According to Freddie Mac, as of July 3, 2024, the 30-year fixed-rate mortgage is at 6.95%, up 0.09% from the previous week and 0.14% from a year ago. The 15-year fixed-rate mortgage is at 6.25%. While these are down slightly from the highs in April and early May, when average rates were above 7%, they are still quite high.
Expert predictions
Several major agencies have released their forecasts for mortgage rates through the end of 2024.
Fannie Mae and the National Association of Realtors (NAR) both expect the average interest rate on a 30-year mortgage to decline modestly to around 6.7% by the end of the year. The Mortgage Bankers Association is a bit more optimistic, predicting rates will reach 6.6%. Freddie Mac projects rates will fall to 6.5% by the end of 2024.

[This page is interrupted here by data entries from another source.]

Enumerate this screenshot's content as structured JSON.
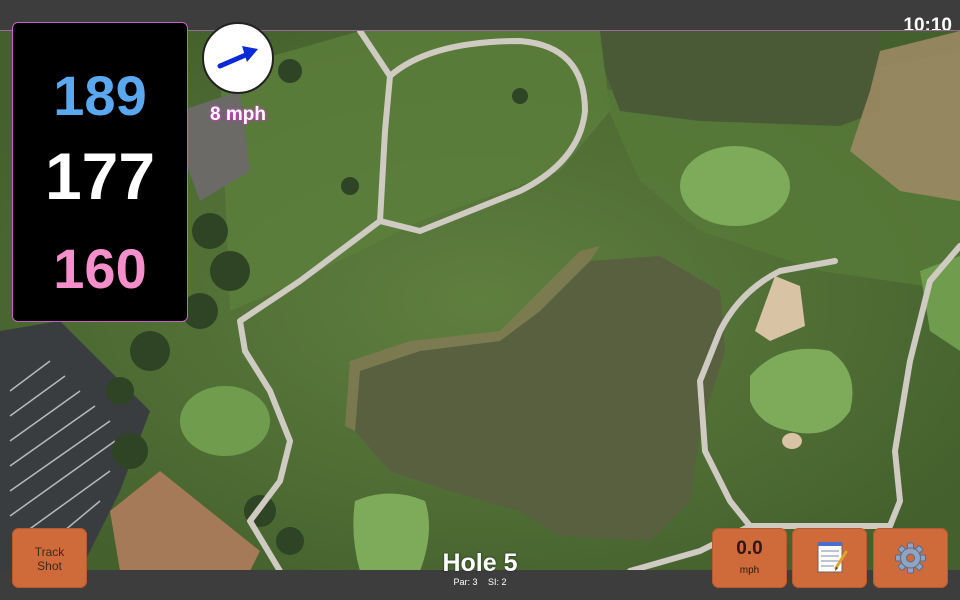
{
  "status_bar": {
    "time": "10:10"
  },
  "distances": {
    "back": "189",
    "center": "177",
    "front": "160"
  },
  "wind": {
    "speed_label": "8 mph",
    "direction_icon": "arrow-icon"
  },
  "hole": {
    "title": "Hole 5",
    "par": "Par: 3",
    "si": "SI: 2"
  },
  "buttons": {
    "track_shot": "Track Shot",
    "speed_value": "0.0",
    "speed_unit": "mph",
    "notes_icon": "notepad-icon",
    "settings_icon": "gear-icon"
  },
  "colors": {
    "back": "#5aa8f0",
    "center": "#ffffff",
    "front": "#f48fcb",
    "button": "#cf6b3a",
    "accent": "#c85ec8"
  }
}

Freddie Mac's June Economic, Housing, and Mortgage Market Outlook stated that “mortgage rates have been volatile over the past month but we expect them to remain above 6.5 percent through the end of the year.”
The Federal Reserve's Impact
Market participants and home buyers are eagerly awaiting the Federal Reserve to cut its key interest rate, which will ultimately lead to lower mortgage rates. However, the Fed has been reluctant to make such moves so far, as it is wary of inflation. Lawrence Yun, chief economist at the National Association of Realtors, noted that “if the gap between the 10-year Treasury yield and the 30-year mortgage rate narrows, mortgage rates could fall even before the Fed cuts rates.” However, he warned that the gap may not narrow given the uncertain outlook for community banks.

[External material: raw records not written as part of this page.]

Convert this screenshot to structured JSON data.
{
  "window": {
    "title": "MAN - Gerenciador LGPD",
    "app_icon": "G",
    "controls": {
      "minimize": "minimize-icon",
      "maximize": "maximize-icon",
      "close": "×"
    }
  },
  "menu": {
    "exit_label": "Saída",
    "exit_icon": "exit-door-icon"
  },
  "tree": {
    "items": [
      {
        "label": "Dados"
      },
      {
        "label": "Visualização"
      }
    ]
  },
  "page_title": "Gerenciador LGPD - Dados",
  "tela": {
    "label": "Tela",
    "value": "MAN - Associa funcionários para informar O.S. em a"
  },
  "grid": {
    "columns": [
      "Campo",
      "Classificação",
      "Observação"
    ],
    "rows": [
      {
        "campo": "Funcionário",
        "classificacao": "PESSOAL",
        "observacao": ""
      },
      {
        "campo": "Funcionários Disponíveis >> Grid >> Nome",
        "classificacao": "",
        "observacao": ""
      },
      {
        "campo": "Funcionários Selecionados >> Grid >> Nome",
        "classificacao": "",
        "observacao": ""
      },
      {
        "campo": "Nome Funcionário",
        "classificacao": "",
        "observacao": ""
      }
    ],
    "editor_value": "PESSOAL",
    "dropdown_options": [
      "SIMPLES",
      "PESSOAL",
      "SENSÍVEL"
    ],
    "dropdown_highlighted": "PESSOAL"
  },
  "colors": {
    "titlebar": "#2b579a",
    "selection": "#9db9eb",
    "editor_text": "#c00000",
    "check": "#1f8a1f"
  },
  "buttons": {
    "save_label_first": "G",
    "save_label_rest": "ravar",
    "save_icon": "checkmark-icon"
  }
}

What does this mean for home buyers?
Rising mortgage rates are having a major impact on homebuyers: “The mortgage payment for a typical home today is more than double what it was for a home purchased before 2020,” Yoon noted. But even with mortgage rates remaining high and average home prices near pandemic record highs, some Americans are still buying homes.

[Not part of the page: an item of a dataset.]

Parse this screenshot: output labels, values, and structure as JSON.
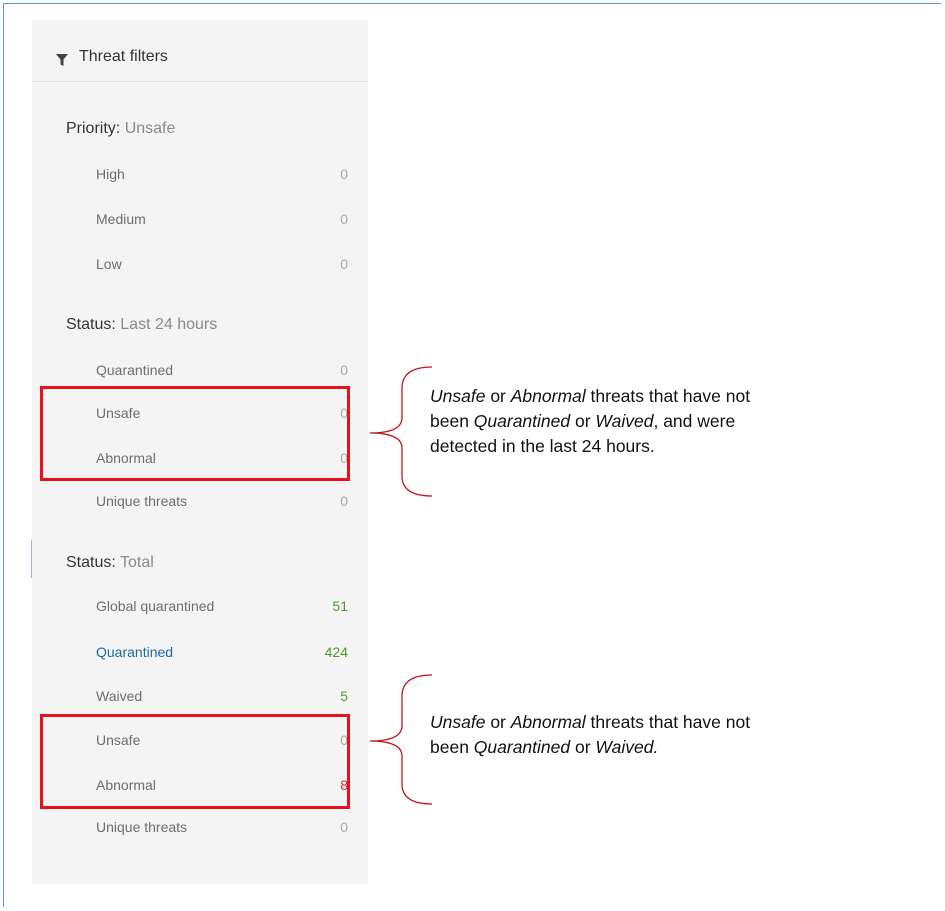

Melissa Kohn, regional vice president of William LaVais Mortgage, told Newsweek that buyers in this market are often people who feel they've waited long enough and are ready to buy. “They're not going to wait any longer,” Kohn said. Kohn also said some buyers are thinking it's wise to take advantage of current home prices, because prices will likely rise once mortgage rates eventually fall.
Future outlook
The mortgage market remains in a state of flux as 2024 draws to a close. Forecasts suggest interest rates will remain above 6%, but are expected to decline slightly to levels around 6.5% to 6.7%. Homebuyers should stay informed, evaluate their financial readiness, and consider both current interest rates and future market conditions before making a decision.
In summary, while mortgage interest rate forecasts indicate a gradual decline, they are unlikely to fall significantly before the end of 2024. Prospective homebuyers should prepare for a market in which mortgage rates remain relatively high, requiring careful financial planning and strategic decision-making.